Игнис

Красные блики от раскалённых углей пачкали его загорелое, гладкое лицо. Печь кричала алыми языками, наполняя маленькую кухню жаром. Скудно уставленная, большую часть занимала та самая кричащая печь. Под окном, через мутное, запотевшее стекло, задёрнутое странно-зелёной шторкой, стоял грузный, мускулистый, на тяжелых, но искусно вырезанных ножках стол. Напряженные ножки напоминали изогнутые ноги чудовищ, заполнявших сокрытые глубины фантазий пекаря. Крышку стола покрывала паутина из царапин и ссадин, нанесённых ножами за все времена, в них забивались желтые катышки засохшего теста, точно память забивается под складки времени. Свет исходил лишь от печи, янтарно-кровавый, он заливал всё помещение своими корпускулярными волнами, но казалось, будто сами стены его поглощают, затягивают и переваривают, дабы отдать лишь скудные отсветы, оставляя комнату в зеленоватом полумраке. Алый и зелёный цвета с вкраплением желтого – скудный калейдоскоп пещер.

Ритмично разминая тесто, просеивая муку сквозь грубые, мозолистые, подобные корочке выпекаемого ими хлеба пальцами, придавая форму буханке... Пот переливался через корыта густых чернейших молодых бровей... Жар заполнял всё пространство маленькой кельи, урчащей и вопящей от мучительного удовольствия работы.

Раскатисто, подобно неслышимому движению гор, вздыхая, обмениваясь горячими парами тела с парами печи... Удар за ударом по мячу теста. Удар, удар, удар - сердцебиение пекаря/дыхание печи. Вздохи, взрывающиеся через хайло, запах выпечки, марширующий из устья, захламляющий собой всю комнату, томное сопение печурки - гул работы...

Пекарь был полностью в работе. Редкие вспышки личных мыслей, подобно назойливому москиту были отогнаны взмахом тяжелых рук, давно позабывших о нежности. Бросив взгляд на зелёную папиросу штор, похожих на её последнее платье, Пекарю подумалось, что это очень иронично, что зелёный её последний цвет. Она всегда любила желтый. Это был её цвет. Бедная дочь Лиссы.

Эти воспоминания грубо затягивали в условное прошлое. Зелёное платье, несколько человек, её мать, смотрящая с презрением, сухая жара, давящая на, и без того больные, лёгкие. Эта слепая старуха притворяется что видит! Кругом всё зелёное и желтое, как будто насмехается над бедной роженицей, не отпустившей пуповину мертвеца. Почему-то чувствовалось, что все присутствующие винят его, будто бы он не родился и убил. Не стоило ему приходить. Даже ради неё.

Вспомнился её блуждающий по поверхности пруда взгляд. Вода влекла её за собой, но что потому, кто выловит её дитя, если оно уже мертво? А её мокрые светлые кудри, как можно о них забыть? Только языки рыжего пламени могли затмить их. Хитрый механизм кольца обетов легко обмануть, когда ослепил Слепого. А потом вспышки янтаря огня волосами манят в бездну.
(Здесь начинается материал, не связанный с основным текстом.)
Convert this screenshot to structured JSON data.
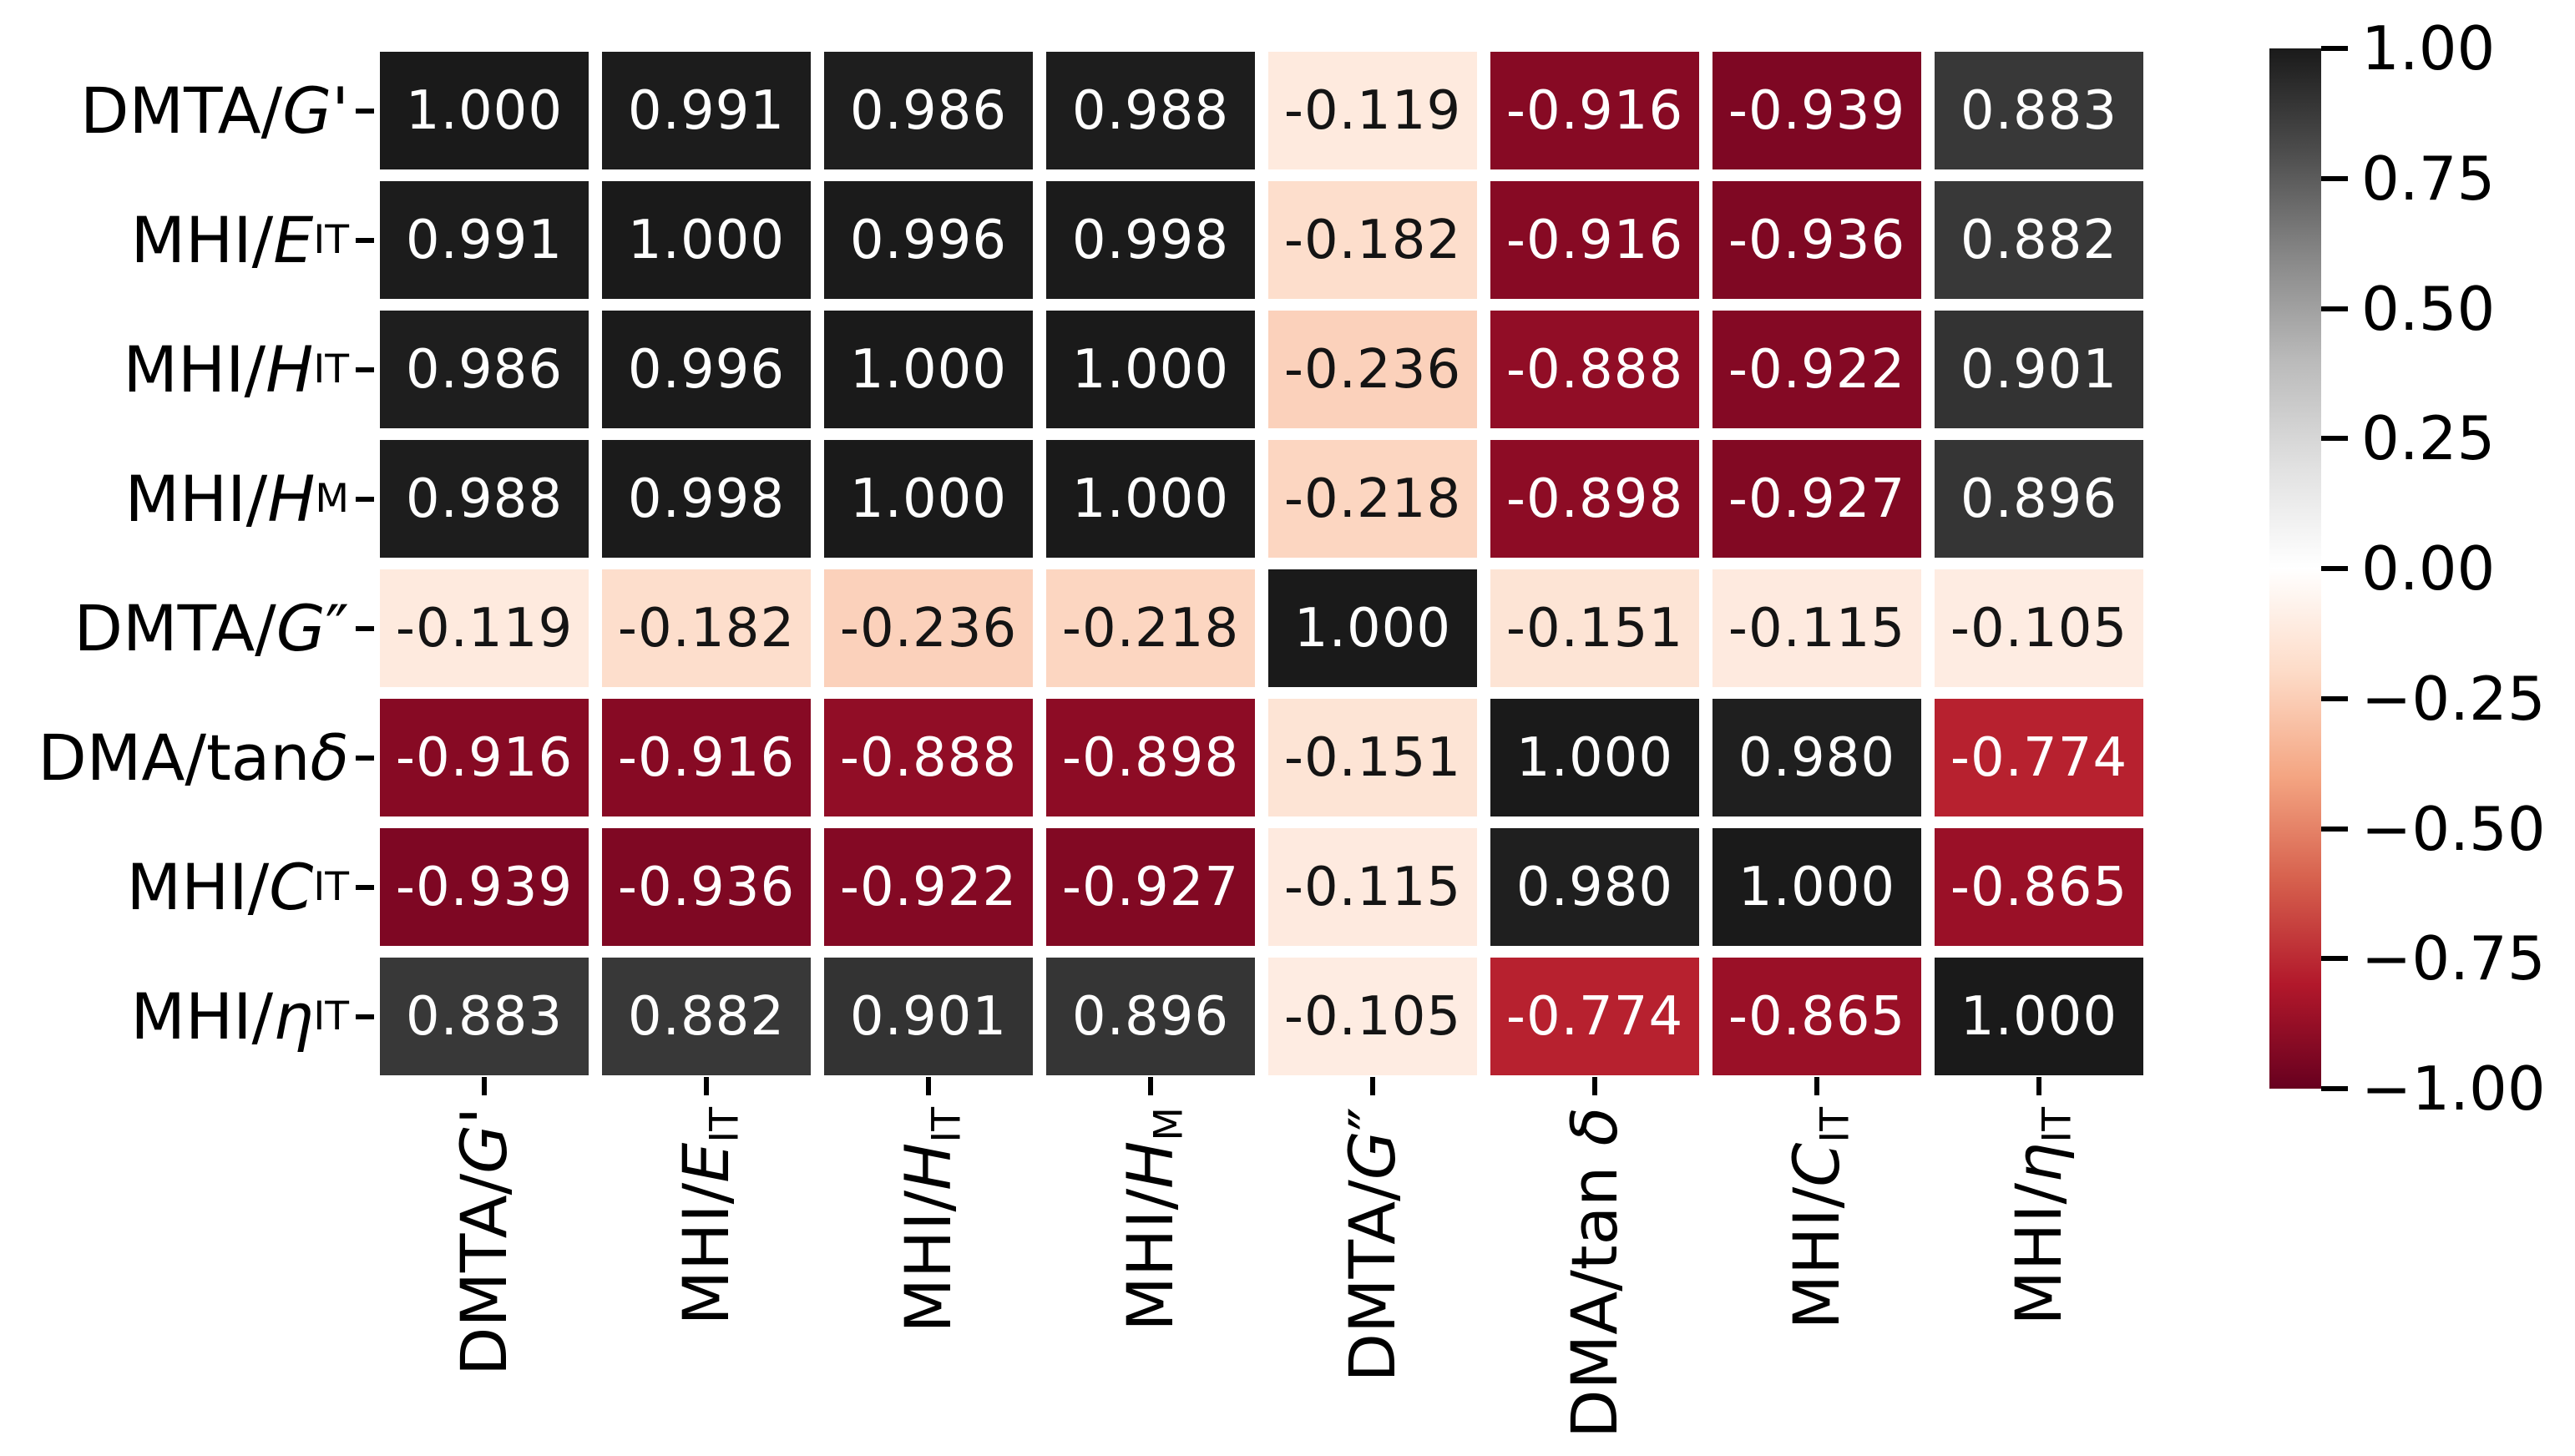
{
  "chart_data": {
    "type": "heatmap",
    "description": "Correlation matrix heatmap with annotated coefficients",
    "colormap": "RdGy",
    "vmin": -1,
    "vmax": 1,
    "grid_gaps": true,
    "cell_gap_color": "#ffffff",
    "colormap_stops": [
      "#67001f",
      "#b2182b",
      "#d6604d",
      "#f4a582",
      "#fddbc7",
      "#ffffff",
      "#e0e0e0",
      "#bababa",
      "#878787",
      "#4d4d4d",
      "#1a1a1a"
    ],
    "variables": [
      {
        "name": "DMTA/G'",
        "segments": [
          {
            "t": "DMTA/"
          },
          {
            "t": "G",
            "style": "italic"
          },
          {
            "t": "'"
          }
        ]
      },
      {
        "name": "MHI/E_IT",
        "segments": [
          {
            "t": "MHI/"
          },
          {
            "t": "E",
            "style": "italic"
          },
          {
            "t": "IT",
            "style": "sub"
          }
        ]
      },
      {
        "name": "MHI/H_IT",
        "segments": [
          {
            "t": "MHI/"
          },
          {
            "t": "H",
            "style": "italic"
          },
          {
            "t": "IT",
            "style": "sub"
          }
        ]
      },
      {
        "name": "MHI/H_M",
        "segments": [
          {
            "t": "MHI/"
          },
          {
            "t": "H",
            "style": "italic"
          },
          {
            "t": "M",
            "style": "sub"
          }
        ]
      },
      {
        "name": "DMTA/G″",
        "segments": [
          {
            "t": "DMTA/"
          },
          {
            "t": "G",
            "style": "italic"
          },
          {
            "t": "″"
          }
        ]
      },
      {
        "name": "DMA/tan δ",
        "segments": [
          {
            "t": "DMA/tan "
          },
          {
            "t": "δ",
            "style": "italic"
          }
        ]
      },
      {
        "name": "MHI/C_IT",
        "segments": [
          {
            "t": "MHI/"
          },
          {
            "t": "C",
            "style": "italic"
          },
          {
            "t": "IT",
            "style": "sub"
          }
        ]
      },
      {
        "name": "MHI/η_IT",
        "segments": [
          {
            "t": "MHI/"
          },
          {
            "t": "η",
            "style": "italic"
          },
          {
            "t": "IT",
            "style": "sub"
          }
        ]
      }
    ],
    "matrix": [
      [
        "1.000",
        "0.991",
        "0.986",
        "0.988",
        "-0.119",
        "-0.916",
        "-0.939",
        "0.883"
      ],
      [
        "0.991",
        "1.000",
        "0.996",
        "0.998",
        "-0.182",
        "-0.916",
        "-0.936",
        "0.882"
      ],
      [
        "0.986",
        "0.996",
        "1.000",
        "1.000",
        "-0.236",
        "-0.888",
        "-0.922",
        "0.901"
      ],
      [
        "0.988",
        "0.998",
        "1.000",
        "1.000",
        "-0.218",
        "-0.898",
        "-0.927",
        "0.896"
      ],
      [
        "-0.119",
        "-0.182",
        "-0.236",
        "-0.218",
        "1.000",
        "-0.151",
        "-0.115",
        "-0.105"
      ],
      [
        "-0.916",
        "-0.916",
        "-0.888",
        "-0.898",
        "-0.151",
        "1.000",
        "0.980",
        "-0.774"
      ],
      [
        "-0.939",
        "-0.936",
        "-0.922",
        "-0.927",
        "-0.115",
        "0.980",
        "1.000",
        "-0.865"
      ],
      [
        "0.883",
        "0.882",
        "0.901",
        "0.896",
        "-0.105",
        "-0.774",
        "-0.865",
        "1.000"
      ]
    ],
    "colorbar": {
      "position": "right",
      "ticks": [
        "1.00",
        "0.75",
        "0.50",
        "0.25",
        "0.00",
        "−0.25",
        "−0.50",
        "−0.75",
        "−1.00"
      ]
    },
    "x_tick_rotation_deg": 90
  }
}
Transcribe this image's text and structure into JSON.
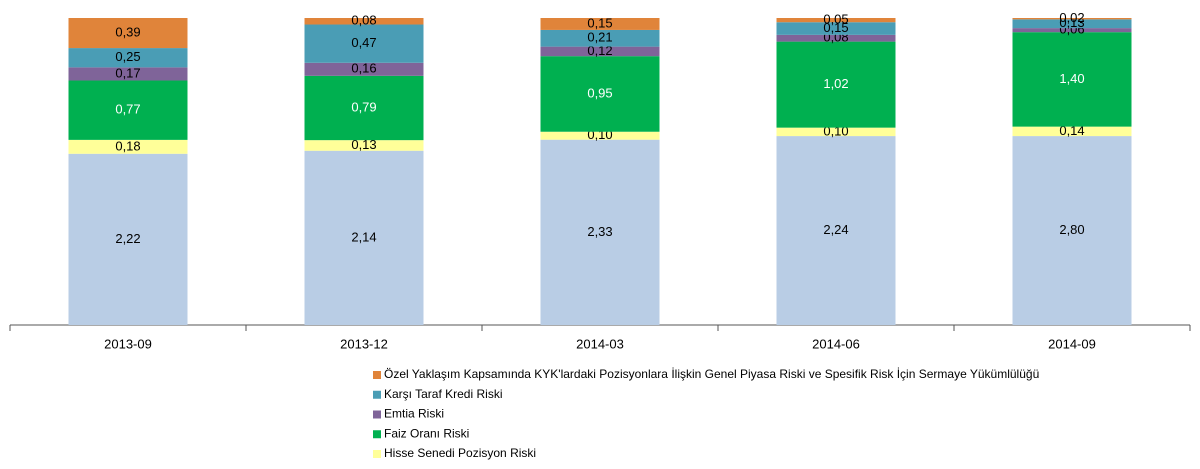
{
  "chart_data": {
    "type": "bar",
    "stacking": "percent",
    "categories": [
      "2013-09",
      "2013-12",
      "2014-03",
      "2014-06",
      "2014-09"
    ],
    "series": [
      {
        "name": null,
        "color": "#b9cde5",
        "values": [
          2.22,
          2.14,
          2.33,
          2.24,
          2.8
        ],
        "value_labels": [
          "2,22",
          "2,14",
          "2,33",
          "2,24",
          "2,80"
        ]
      },
      {
        "name": "Hisse Senedi Pozisyon Riski",
        "color": "#ffff99",
        "values": [
          0.18,
          0.13,
          0.1,
          0.1,
          0.14
        ],
        "value_labels": [
          "0,18",
          "0,13",
          "0,10",
          "0,10",
          "0,14"
        ]
      },
      {
        "name": "Faiz Oranı Riski",
        "color": "#00b050",
        "label_color": "#ffffff",
        "values": [
          0.77,
          0.79,
          0.95,
          1.02,
          1.4
        ],
        "value_labels": [
          "0,77",
          "0,79",
          "0,95",
          "1,02",
          "1,40"
        ]
      },
      {
        "name": "Emtia Riski",
        "color": "#7f6499",
        "values": [
          0.17,
          0.16,
          0.12,
          0.08,
          0.06
        ],
        "value_labels": [
          "0,17",
          "0,16",
          "0,12",
          "0,08",
          "0,06"
        ]
      },
      {
        "name": "Karşı Taraf Kredi Riski",
        "color": "#4a9db5",
        "values": [
          0.25,
          0.47,
          0.21,
          0.15,
          0.13
        ],
        "value_labels": [
          "0,25",
          "0,47",
          "0,21",
          "0,15",
          "0,13"
        ]
      },
      {
        "name": "Özel Yaklaşım Kapsamında KYK'lardaki Pozisyonlara İlişkin Genel Piyasa Riski ve Spesifik Risk İçin Sermaye Yükümlülüğü",
        "color": "#e0843a",
        "values": [
          0.39,
          0.08,
          0.15,
          0.05,
          0.02
        ],
        "value_labels": [
          "0,39",
          "0,08",
          "0,15",
          "0,05",
          "0,02"
        ]
      }
    ]
  }
}
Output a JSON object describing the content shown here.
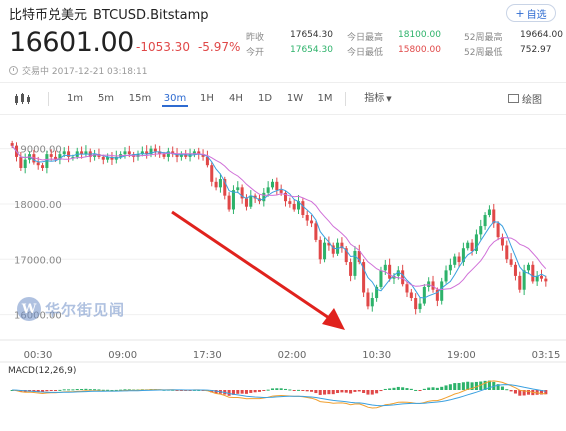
{
  "header": {
    "name": "比特币兑美元",
    "symbol": "BTCUSD.Bitstamp",
    "watch_label": "自选",
    "price": "16601.00",
    "change": "-1053.30",
    "change_pct": "-5.97%",
    "trade_time": "交易中 2017-12-21 03:18:11"
  },
  "stats": [
    {
      "label": "昨收",
      "value": "17654.30",
      "color": "#333333"
    },
    {
      "label": "今开",
      "value": "17654.30",
      "color": "#2db26a"
    },
    {
      "label": "今日最高",
      "value": "18100.00",
      "color": "#2db26a"
    },
    {
      "label": "今日最低",
      "value": "15800.00",
      "color": "#e04848"
    },
    {
      "label": "52周最高",
      "value": "19664.00",
      "color": "#333333"
    },
    {
      "label": "52周最低",
      "value": "752.97",
      "color": "#333333"
    }
  ],
  "toolbar": {
    "items": [
      "1m",
      "5m",
      "15m",
      "30m",
      "1H",
      "4H",
      "1D",
      "1W",
      "1M"
    ],
    "active": "30m",
    "indicator": "指标",
    "draw": "绘图"
  },
  "watermark": "华尔街见闻",
  "macd_label": "MACD(12,26,9)",
  "colors": {
    "up": "#2db26a",
    "down": "#e04848",
    "accent": "#2e6bd1",
    "ma_short": "#3aa0e0",
    "ma_long": "#d070d8",
    "arrow": "#e0221d"
  },
  "chart_data": {
    "type": "candlestick",
    "symbol": "BTCUSD.Bitstamp",
    "interval": "30m",
    "y_ticks": [
      "19000.00",
      "18000.00",
      "17000.00",
      "16000.00"
    ],
    "ylim": [
      15650,
      19300
    ],
    "x_ticks": [
      "00:30",
      "09:00",
      "17:30",
      "02:00",
      "10:30",
      "19:00",
      "03:15"
    ],
    "close_series": [
      19050,
      18850,
      18650,
      18800,
      18900,
      18750,
      18700,
      18650,
      18900,
      18850,
      18800,
      18900,
      18950,
      18850,
      18850,
      18950,
      18900,
      18950,
      18850,
      18900,
      18850,
      18800,
      18850,
      18800,
      18850,
      18900,
      18950,
      18900,
      18850,
      18900,
      18950,
      18900,
      19000,
      18950,
      18900,
      18850,
      18950,
      18900,
      18850,
      18900,
      18850,
      18900,
      18950,
      18900,
      18850,
      18700,
      18400,
      18300,
      18450,
      18150,
      17900,
      18250,
      18300,
      18100,
      17950,
      18150,
      18100,
      18050,
      18200,
      18300,
      18400,
      18250,
      18200,
      18050,
      18000,
      17900,
      18050,
      17800,
      17700,
      17650,
      17350,
      17000,
      17300,
      17250,
      17100,
      17300,
      17200,
      16950,
      16700,
      17150,
      16950,
      16400,
      16150,
      16300,
      16500,
      16800,
      16900,
      16650,
      16700,
      16800,
      16550,
      16400,
      16300,
      16100,
      16200,
      16500,
      16600,
      16450,
      16250,
      16600,
      16800,
      16900,
      17050,
      16950,
      17200,
      17300,
      17150,
      17450,
      17600,
      17800,
      17900,
      17650,
      17400,
      17250,
      17000,
      16900,
      16700,
      16450,
      16800,
      16900,
      16600,
      16700,
      16650,
      16601
    ],
    "markers": [
      "down-arrow annotation"
    ]
  }
}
Отворив заслонку, дабы забрать свежую партию булок, пекарь получил новый удар пламени в лицо, из-за чего пришлось зажмуриться. Когда хлебопек вновь взглянул внутрь, в само горнило, то увидел её - девушку, сплетённую из пламени. Она смотрела не на него, а в его душу. Жадно, подобно плотоядному существу, она выпламеняла любовь к себе, жажду, нужду, страсть. Глаза, полные горя и отчаянья, одиночества и ненависти, выраженные мнимыми, неестественно багровыми линиями огня. Искривление сангиновых губ в отчаянной улыбке покинутости и неутомимого вожделения. Пекарь, застывший в оцепенении, алкал незваную гостью глазами, позабыв о догорающих буханках хлеба. Он уже не был собой. Пекаря больше не было, она поглотила, опустошила и заполнила его своим естеством. Поманив тонкой струйкой огненного пальца, хлебопек нырнул в разинутое лоно пламенной девы.